GIACOMO GARONE

Dottore di ricerca

ciclo: XXXVII


supervisore: Professor Pasquale Parisi

Titolo della tesi: Tremor and Myoclonus: clinical, neurophysiological and neuroimaging phenotypes in children and adolescents

Tremor, defined as an involuntary rhythmic oscillatory movement, and myoclonus, characterized by brief, jerk-like movements, are distinct hyperkinetic movement disorders. Despite differences in their pathophysiology and clinical management, tremor and myoclonus are often confused due to their potentially similar presentations. Tremor and myoclonus are considered uncommon in children and adolescents, and few studies have investigated their causes and clinical features in the pediatric population. Therefore, the spectrum of clinical features and underlying causes of tremor and myoclonus in young patients remains only partially understood. Additionally, classification systems for tremor and myoclonus are largely based on adult-onset conditions, and their clinical applicability in children and adolescents has not yet been tested. The aim of this thesis is to dissect the phenotype of tremor and myoclonus in children and adolescents. By assessing a large cohort of patients with childhood-onset tremor and myoclonus, including the collection of clinical, neurophysiological and neuroimaging data, this project aims to address currently unanswered questions about these disorders in children.

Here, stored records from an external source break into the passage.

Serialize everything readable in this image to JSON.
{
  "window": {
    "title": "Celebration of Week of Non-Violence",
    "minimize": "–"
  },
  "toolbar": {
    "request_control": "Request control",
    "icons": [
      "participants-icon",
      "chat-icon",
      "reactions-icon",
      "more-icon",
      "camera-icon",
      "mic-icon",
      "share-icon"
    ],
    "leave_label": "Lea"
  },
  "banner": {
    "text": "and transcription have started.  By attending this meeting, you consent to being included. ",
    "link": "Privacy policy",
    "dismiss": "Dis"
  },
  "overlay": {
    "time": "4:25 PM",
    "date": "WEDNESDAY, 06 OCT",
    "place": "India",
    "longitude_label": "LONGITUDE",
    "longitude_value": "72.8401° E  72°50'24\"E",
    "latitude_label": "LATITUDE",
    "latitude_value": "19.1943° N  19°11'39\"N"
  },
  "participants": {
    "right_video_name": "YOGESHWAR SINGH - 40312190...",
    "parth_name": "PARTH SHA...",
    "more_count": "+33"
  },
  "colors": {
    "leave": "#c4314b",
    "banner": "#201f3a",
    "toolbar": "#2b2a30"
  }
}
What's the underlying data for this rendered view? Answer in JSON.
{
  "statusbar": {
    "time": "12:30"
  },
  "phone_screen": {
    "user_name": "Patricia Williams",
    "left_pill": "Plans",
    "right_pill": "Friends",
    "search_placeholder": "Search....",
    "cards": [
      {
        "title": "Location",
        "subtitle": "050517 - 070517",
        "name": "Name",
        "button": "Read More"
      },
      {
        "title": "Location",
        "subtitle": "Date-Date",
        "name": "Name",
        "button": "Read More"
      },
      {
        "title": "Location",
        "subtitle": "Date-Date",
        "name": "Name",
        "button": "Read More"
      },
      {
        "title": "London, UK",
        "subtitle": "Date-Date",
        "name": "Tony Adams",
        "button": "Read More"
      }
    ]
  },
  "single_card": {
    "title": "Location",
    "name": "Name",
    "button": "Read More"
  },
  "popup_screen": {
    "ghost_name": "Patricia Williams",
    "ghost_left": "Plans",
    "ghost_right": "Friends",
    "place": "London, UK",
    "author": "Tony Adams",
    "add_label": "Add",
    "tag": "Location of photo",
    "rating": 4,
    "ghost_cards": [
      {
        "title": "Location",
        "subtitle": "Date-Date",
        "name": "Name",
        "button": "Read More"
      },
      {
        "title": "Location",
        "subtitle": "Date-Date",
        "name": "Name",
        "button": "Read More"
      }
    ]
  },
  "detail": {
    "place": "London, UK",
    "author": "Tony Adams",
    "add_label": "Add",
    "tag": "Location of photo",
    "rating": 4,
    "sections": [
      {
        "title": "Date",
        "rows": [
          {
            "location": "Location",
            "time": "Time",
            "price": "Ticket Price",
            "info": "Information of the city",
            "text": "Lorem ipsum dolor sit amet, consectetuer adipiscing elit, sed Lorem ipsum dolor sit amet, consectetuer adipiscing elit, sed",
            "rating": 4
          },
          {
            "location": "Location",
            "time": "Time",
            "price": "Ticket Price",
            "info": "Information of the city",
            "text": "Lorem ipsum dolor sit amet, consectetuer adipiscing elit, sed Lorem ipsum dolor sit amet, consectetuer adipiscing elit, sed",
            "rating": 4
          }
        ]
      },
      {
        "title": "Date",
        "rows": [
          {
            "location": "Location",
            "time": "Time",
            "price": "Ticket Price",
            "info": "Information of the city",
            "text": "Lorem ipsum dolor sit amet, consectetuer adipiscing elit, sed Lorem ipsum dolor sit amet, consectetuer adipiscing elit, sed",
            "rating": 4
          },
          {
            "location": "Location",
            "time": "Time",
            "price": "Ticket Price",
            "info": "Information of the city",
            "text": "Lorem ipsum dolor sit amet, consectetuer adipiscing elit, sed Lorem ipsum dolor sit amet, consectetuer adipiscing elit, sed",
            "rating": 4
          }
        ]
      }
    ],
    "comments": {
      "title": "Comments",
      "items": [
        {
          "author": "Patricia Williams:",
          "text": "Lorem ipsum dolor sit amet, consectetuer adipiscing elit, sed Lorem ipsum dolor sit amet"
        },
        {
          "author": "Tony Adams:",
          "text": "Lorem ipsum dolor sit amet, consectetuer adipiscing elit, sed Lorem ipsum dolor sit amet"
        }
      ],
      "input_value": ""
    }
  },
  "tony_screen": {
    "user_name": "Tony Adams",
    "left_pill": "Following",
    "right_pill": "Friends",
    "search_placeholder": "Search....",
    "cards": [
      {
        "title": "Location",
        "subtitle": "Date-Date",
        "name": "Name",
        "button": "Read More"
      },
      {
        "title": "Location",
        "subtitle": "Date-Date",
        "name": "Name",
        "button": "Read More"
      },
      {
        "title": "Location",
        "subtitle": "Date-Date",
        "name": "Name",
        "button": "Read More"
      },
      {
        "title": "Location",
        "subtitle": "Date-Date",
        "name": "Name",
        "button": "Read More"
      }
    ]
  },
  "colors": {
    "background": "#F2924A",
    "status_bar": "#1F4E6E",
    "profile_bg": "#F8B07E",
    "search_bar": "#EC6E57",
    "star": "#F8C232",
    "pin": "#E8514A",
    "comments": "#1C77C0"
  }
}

First, through a deep analysis of a large pediatric cohort, we tested whether the latest classification of tremor syndromes is applicable to childhood-onset tremor, analyzing specific peculiarities and diagnostic uncertainties. Second, we investigated the clinical phenotype of essential tremor in children, examining its neurophysiological features. Third, we explored whether co-occurring subtle neurological abnormalities in patients with essential tremor ("essential tremor plus") are associated with identifiable anatomical differences in brain volumetry. Fourth, we assessed the role of combined EEG-polymyography in the diagnosis of tremor and myoclonus, evaluating its utility in refining clinical diagnoses. Finally, we investigated the neurophysiological features of myoclonus in a cohort of affected children, focusing on the accuracy of polymyographic recordings in differentiating myoclonus subtypes.